Em meio ao aumento exponencial das infecções pelo novo coronavírus na Europa, que já registra mais de 286 mil casos e 16 mil mortes, segundo a Organização Mundial da Saúde (OMS), países do continente enfrentam sérias dificuldades para lidar com a pandemia.
Até mesmo a organizada e próspera Suíça, afetada em parte pela proximidade com a Itália, pode ver o seu sistema de saúde colapsar devido ao grande número de pacientes.
Um cenário menos caótico, contudo, ocorre na Alemanha. Apesar de mais de 5,7 mil novos casos terem sido contabilizados apenas na sexta-feira (27/3), o país parece administrar a crise de forma mais eficiente que vizinhos como Espanha, França e Itália.
Com mais de 42,2 mil casos registrados, a Alemanha contabiliza 253 mortes, contra mais de 8,1 mil óbitos na Itália, 4 mil na Espanha e 1,6 mil na França. Então, quais estratégias têm sido adotadas por Berlim para desacelerar a pandemia do novo coronavírus?
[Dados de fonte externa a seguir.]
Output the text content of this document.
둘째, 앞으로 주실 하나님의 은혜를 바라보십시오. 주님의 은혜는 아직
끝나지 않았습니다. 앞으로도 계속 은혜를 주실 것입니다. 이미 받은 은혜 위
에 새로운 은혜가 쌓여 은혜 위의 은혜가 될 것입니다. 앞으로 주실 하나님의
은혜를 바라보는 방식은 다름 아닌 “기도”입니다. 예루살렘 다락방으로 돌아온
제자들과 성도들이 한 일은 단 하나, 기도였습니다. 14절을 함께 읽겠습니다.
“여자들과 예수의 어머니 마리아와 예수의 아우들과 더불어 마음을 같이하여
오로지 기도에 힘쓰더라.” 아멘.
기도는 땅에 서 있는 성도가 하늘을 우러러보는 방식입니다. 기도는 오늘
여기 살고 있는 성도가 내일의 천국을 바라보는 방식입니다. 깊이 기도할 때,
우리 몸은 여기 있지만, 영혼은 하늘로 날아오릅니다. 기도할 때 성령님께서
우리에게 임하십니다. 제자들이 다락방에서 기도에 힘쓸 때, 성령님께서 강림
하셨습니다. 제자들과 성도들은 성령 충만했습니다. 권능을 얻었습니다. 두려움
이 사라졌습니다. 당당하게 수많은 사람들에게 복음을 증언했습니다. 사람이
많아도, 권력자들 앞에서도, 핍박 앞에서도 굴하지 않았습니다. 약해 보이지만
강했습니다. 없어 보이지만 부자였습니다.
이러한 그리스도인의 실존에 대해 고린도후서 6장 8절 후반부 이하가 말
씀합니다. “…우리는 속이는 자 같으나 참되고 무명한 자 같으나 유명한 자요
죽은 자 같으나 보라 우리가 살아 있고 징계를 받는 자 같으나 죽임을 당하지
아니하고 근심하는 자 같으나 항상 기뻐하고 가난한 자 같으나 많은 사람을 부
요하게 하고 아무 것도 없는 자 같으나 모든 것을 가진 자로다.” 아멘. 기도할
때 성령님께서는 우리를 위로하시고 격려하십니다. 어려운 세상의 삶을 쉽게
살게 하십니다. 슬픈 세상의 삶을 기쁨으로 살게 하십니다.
A Alemanha vem conseguido identificar rapidamente muitos casos de covid-19, a doença causada pelo novo coronavírus, em especial as infecções mais leves que poderiam passar despercebidas. Assim, é possível isolar os contaminados antes que esses espalhem ainda mais o vírus. Isso ocorre devido à grande quantidade de exames realizados no país.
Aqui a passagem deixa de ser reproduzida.